Aug. 19th is Art on the Avenue as well so they will have some competition.

Joe

The Merc is highlighting Javier's journey and Preston's being saved!!!!

After more than 75 years, Preston’s Candy in Burlingame was on the verge of closing; an immigrant chocolatier knew he had to save it

At 15, Javier Santiago found work at a chocolate factory to help support his family back in Mexico


At Preston’s Candy in Burlingame, chocolatier Javier Santiago has used chocolate to inspire a few miracles over the years, including his most recent one: saving Preston’s from going out of business after more than 75 years in operation. He purchased the store from longtime owner Irene Preston (no relation to the original owner, Art Preston) to keep the business alive last year.

Now the store is buzzing again, his peanut brittle is in high demand and his chocolate-covered honeycomb is so good, it got its own ice cream flavor.

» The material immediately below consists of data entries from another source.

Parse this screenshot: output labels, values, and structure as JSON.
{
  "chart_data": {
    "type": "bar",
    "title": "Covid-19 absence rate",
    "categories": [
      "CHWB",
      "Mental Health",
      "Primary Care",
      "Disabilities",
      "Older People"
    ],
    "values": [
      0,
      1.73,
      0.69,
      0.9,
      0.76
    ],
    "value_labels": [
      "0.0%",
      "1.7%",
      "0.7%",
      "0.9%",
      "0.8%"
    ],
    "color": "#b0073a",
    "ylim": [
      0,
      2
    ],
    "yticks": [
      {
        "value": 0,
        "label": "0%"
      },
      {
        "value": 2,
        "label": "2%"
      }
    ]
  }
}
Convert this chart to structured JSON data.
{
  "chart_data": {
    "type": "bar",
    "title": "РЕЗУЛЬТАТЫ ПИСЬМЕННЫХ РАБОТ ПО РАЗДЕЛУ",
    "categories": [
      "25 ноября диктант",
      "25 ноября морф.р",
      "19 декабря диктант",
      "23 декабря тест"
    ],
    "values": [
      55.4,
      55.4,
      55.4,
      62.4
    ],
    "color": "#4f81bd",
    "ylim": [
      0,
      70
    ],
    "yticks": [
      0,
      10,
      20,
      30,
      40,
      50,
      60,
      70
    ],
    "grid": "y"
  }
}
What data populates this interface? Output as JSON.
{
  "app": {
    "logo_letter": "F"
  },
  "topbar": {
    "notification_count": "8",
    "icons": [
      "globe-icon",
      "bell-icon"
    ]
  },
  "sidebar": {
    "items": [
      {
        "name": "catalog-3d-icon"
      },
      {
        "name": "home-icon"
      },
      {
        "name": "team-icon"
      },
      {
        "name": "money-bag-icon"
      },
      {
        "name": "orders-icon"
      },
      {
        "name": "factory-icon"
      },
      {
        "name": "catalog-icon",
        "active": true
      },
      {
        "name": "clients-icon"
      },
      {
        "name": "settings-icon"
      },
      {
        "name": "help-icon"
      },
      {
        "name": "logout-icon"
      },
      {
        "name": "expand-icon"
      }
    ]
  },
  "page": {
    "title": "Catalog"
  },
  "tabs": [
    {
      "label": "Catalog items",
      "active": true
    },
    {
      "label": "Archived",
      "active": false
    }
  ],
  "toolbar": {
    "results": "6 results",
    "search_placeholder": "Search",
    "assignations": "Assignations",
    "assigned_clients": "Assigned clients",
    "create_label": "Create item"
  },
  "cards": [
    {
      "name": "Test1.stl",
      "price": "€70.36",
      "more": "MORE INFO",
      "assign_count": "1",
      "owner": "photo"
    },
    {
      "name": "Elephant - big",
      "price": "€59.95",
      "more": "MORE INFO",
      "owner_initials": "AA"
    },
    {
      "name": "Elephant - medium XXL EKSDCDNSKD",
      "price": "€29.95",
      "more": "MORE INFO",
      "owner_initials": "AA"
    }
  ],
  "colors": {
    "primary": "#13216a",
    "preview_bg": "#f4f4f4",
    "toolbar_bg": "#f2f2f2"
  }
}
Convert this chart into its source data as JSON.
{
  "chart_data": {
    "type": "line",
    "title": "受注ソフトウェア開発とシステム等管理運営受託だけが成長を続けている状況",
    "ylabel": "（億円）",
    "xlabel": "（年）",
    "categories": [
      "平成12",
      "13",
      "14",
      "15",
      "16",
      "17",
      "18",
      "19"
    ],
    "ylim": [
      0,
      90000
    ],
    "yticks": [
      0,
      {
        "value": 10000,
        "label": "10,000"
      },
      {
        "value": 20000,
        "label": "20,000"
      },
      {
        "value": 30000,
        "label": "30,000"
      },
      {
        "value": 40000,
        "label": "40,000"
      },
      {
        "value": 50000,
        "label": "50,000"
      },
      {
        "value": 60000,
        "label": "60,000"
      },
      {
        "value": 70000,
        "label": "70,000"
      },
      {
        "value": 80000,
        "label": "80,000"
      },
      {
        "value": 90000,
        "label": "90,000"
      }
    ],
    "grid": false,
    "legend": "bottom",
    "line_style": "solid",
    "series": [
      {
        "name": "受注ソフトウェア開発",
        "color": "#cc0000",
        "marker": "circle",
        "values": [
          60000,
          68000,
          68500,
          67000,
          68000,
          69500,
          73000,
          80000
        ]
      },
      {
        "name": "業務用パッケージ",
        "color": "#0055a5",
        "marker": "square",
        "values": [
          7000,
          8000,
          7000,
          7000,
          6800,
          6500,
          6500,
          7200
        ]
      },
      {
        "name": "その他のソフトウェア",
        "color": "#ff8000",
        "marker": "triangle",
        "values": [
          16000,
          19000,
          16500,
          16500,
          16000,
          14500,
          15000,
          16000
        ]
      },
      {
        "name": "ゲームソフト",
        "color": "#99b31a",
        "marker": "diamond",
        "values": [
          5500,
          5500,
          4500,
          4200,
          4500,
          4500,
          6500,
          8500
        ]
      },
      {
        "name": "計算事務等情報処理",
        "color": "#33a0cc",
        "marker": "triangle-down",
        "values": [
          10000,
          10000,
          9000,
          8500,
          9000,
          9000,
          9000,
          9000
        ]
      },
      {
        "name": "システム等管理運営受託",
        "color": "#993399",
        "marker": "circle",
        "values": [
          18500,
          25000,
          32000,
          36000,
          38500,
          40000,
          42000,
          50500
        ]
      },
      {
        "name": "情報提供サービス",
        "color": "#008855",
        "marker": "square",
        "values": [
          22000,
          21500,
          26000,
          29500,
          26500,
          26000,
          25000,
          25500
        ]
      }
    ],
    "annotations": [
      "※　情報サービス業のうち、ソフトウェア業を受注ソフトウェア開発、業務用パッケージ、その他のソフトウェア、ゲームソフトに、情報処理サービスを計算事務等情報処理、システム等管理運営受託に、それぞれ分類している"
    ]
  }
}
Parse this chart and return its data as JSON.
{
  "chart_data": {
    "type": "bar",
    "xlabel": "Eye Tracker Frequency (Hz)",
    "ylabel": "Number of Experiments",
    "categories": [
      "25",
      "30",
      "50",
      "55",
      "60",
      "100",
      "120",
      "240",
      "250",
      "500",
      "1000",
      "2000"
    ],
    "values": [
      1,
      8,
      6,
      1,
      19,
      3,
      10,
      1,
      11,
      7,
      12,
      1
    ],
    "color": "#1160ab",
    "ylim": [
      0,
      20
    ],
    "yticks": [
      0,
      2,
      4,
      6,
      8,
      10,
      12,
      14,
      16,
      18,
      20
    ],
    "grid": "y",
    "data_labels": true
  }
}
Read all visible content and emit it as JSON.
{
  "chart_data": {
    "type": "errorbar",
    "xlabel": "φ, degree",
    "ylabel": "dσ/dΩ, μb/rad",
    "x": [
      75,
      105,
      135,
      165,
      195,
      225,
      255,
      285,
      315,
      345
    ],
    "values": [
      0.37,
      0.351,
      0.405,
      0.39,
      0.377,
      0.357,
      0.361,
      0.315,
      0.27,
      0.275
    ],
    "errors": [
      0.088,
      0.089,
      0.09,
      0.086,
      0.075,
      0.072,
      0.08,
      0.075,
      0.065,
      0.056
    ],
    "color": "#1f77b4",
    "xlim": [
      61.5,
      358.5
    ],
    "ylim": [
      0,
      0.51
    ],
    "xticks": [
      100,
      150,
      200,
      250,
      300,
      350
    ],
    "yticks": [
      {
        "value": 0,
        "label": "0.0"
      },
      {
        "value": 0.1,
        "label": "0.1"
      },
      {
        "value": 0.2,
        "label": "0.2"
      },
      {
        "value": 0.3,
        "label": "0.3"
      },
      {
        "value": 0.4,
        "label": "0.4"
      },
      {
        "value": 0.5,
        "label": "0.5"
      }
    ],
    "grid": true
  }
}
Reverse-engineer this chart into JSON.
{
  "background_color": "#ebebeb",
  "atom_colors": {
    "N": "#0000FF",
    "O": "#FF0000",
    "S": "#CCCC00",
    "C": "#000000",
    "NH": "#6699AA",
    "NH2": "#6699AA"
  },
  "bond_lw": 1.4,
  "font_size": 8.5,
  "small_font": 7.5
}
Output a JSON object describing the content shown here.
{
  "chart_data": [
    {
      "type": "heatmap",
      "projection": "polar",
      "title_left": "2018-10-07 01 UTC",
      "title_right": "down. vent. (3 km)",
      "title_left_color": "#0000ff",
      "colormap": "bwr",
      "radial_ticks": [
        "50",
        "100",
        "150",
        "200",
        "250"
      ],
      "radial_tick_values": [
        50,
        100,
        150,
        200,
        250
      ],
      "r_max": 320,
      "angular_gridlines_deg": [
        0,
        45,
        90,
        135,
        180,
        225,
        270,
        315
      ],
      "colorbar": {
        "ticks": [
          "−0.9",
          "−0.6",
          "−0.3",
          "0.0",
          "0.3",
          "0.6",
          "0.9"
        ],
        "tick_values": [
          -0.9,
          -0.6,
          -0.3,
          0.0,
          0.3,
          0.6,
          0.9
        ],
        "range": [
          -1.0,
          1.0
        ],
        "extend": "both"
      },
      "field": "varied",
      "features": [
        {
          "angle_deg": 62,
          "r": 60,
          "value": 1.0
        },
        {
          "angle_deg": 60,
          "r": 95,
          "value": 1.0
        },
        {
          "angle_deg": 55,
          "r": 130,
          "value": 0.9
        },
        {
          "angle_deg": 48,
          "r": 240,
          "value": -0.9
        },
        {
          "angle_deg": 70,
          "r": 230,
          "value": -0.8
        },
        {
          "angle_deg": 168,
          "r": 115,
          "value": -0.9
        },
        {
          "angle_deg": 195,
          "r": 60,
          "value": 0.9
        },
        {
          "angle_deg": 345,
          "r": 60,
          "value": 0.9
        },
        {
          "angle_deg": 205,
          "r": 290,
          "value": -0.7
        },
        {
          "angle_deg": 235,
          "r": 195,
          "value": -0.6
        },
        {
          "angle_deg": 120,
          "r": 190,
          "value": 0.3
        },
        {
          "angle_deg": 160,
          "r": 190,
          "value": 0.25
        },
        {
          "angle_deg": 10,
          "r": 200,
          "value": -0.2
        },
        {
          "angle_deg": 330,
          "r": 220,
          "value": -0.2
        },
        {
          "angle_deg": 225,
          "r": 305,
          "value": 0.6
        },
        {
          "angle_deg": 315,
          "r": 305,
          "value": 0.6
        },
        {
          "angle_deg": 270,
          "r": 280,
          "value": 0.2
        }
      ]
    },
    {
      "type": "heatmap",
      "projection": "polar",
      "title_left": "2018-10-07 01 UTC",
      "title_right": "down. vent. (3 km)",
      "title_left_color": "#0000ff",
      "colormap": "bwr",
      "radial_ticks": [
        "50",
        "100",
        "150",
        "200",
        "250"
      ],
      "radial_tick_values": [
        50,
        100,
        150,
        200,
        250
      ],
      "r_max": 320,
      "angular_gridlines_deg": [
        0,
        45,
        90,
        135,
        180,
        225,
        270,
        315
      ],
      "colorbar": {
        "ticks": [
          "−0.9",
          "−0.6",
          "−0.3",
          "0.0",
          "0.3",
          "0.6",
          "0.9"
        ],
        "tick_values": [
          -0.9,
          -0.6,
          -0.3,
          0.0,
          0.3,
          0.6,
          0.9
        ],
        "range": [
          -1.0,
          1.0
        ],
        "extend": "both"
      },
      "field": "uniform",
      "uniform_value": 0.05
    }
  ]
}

https://bayareane.ws/476Tgrt

Jennifer Pfaff

Bravo Javier!

Russ

I want to add that it was all started by the late Art Preston in 1958. Oddly,no relation to who came next, Irene Preston.
Art had two very impressive collections. The first was his chocolate molds which were everywhere in the upstairs cooking area of the store and the other, which he proudly displayed in his home was a massive collection of miniature liquor bottles. Not the ones you see in the liquor store, but fancy ones depicting sculpture like representations of everything from automobiles to nudes to whimsical characters. I was lucky to see it on several occasions.I hope the new owners carry on the tradition of making thousands of chocolate eggs for the Burlingame Lions Easter Egg Hunt.